Species of gastropod

Danilia telebathia is a species of small sea snail, a marine gastropod mollusc in the family Chilodontaidae.

==Description==
The height of the shell attains 11 mm. The thin and slightly nacreous, imperforate shell has an ovate shape. The shell contains seven whorls, the first wound horizontally, thus giving the spire a decapitated aspect. The median whorls are separated by a channeled suture, flattened on the shoulder and subangled at the periphery, the last slightly descending behind the aperture.

Colour : Pale yellowish beige with scattered irregular dashes of ochre alternate chocolate dots on the outer lip.

Sculpture : The body whorl carries eleven widely spaced fine spiral cords, the peripheral strongest.
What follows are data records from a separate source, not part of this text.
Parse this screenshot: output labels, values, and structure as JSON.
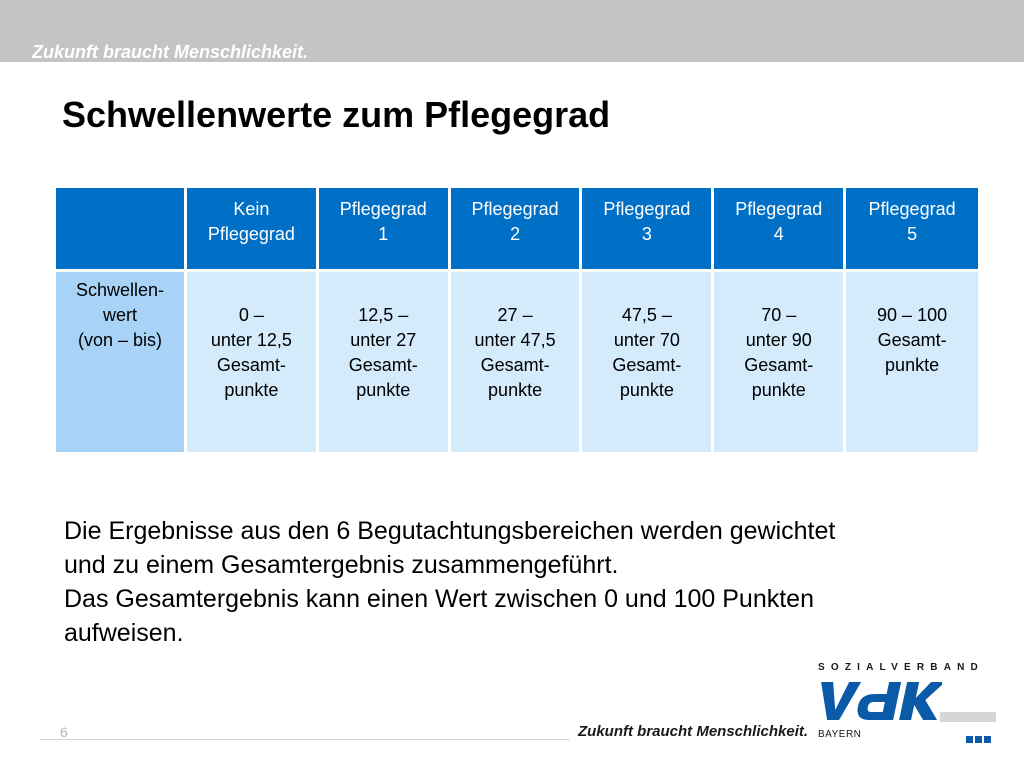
{
  "header": {
    "tagline": "Zukunft braucht Menschlichkeit."
  },
  "title": "Schwellenwerte zum Pflegegrad",
  "table": {
    "columns": [
      [
        "Kein",
        "Pflegegrad"
      ],
      [
        "Pflegegrad",
        "1"
      ],
      [
        "Pflegegrad",
        "2"
      ],
      [
        "Pflegegrad",
        "3"
      ],
      [
        "Pflegegrad",
        "4"
      ],
      [
        "Pflegegrad",
        "5"
      ]
    ],
    "row_label": [
      "Schwellen-",
      "wert",
      "(von – bis)"
    ],
    "cells": [
      [
        "0 –",
        "unter 12,5",
        "Gesamt-",
        "punkte"
      ],
      [
        "12,5 –",
        "unter 27",
        "Gesamt-",
        "punkte"
      ],
      [
        "27 –",
        "unter 47,5",
        "Gesamt-",
        "punkte"
      ],
      [
        "47,5 –",
        "unter 70",
        "Gesamt-",
        "punkte"
      ],
      [
        "70 –",
        "unter 90",
        "Gesamt-",
        "punkte"
      ],
      [
        "90 – 100",
        "Gesamt-",
        "punkte"
      ]
    ]
  },
  "body": {
    "lines": [
      "Die Ergebnisse aus den 6 Begutachtungsbereichen werden gewichtet",
      "und zu einem Gesamtergebnis zusammengeführt.",
      "Das Gesamtergebnis kann einen Wert zwischen 0 und 100 Punkten",
      "aufweisen."
    ]
  },
  "footer": {
    "page_number": "6",
    "tagline": "Zukunft braucht Menschlichkeit."
  },
  "logo": {
    "org": "SOZIALVERBAND",
    "brand": "VdK",
    "region": "BAYERN",
    "brand_color": "#0a5aa8"
  },
  "colors": {
    "header_fill": "#0070c6",
    "row_head_fill": "#a8d3f6",
    "cell_fill": "#d3ebfb",
    "top_band": "#c4c4c4"
  }
}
Of these six appear on the penultimate and fade gradually away on the upper whorls. Both cords and interspaces are crossed by delicate oblique lamellae which rise into scales upon the cords. They are crowded on the last whorl, do not cross the suture from whorl to whorl, and become fewer and fainter ascending the spire. The initial whorl is smooth. The aperture is very oblique and subcircular. The outer lip is effuse, fimbriated by the termination of the spiral sculpture. The inner lip projects over the umbilical region, thence spread from the axis to the right insertion as a solid sheet. The columella is spirally ascending within, terminating below in a downwardly directed tubercle, succeeded by a deep notch and an answering ridge. Thence along the edge of the gullet underneath the external varix are about a score of callus rays, alternately long and short, leading to the throat. Behind the aperture, about a millimetre from the free edge, is a sharp, narrow varix rising gradually at the base and ending abruptly at the suture.

==Distribution==
This marine species occurs off South Australia in deep water.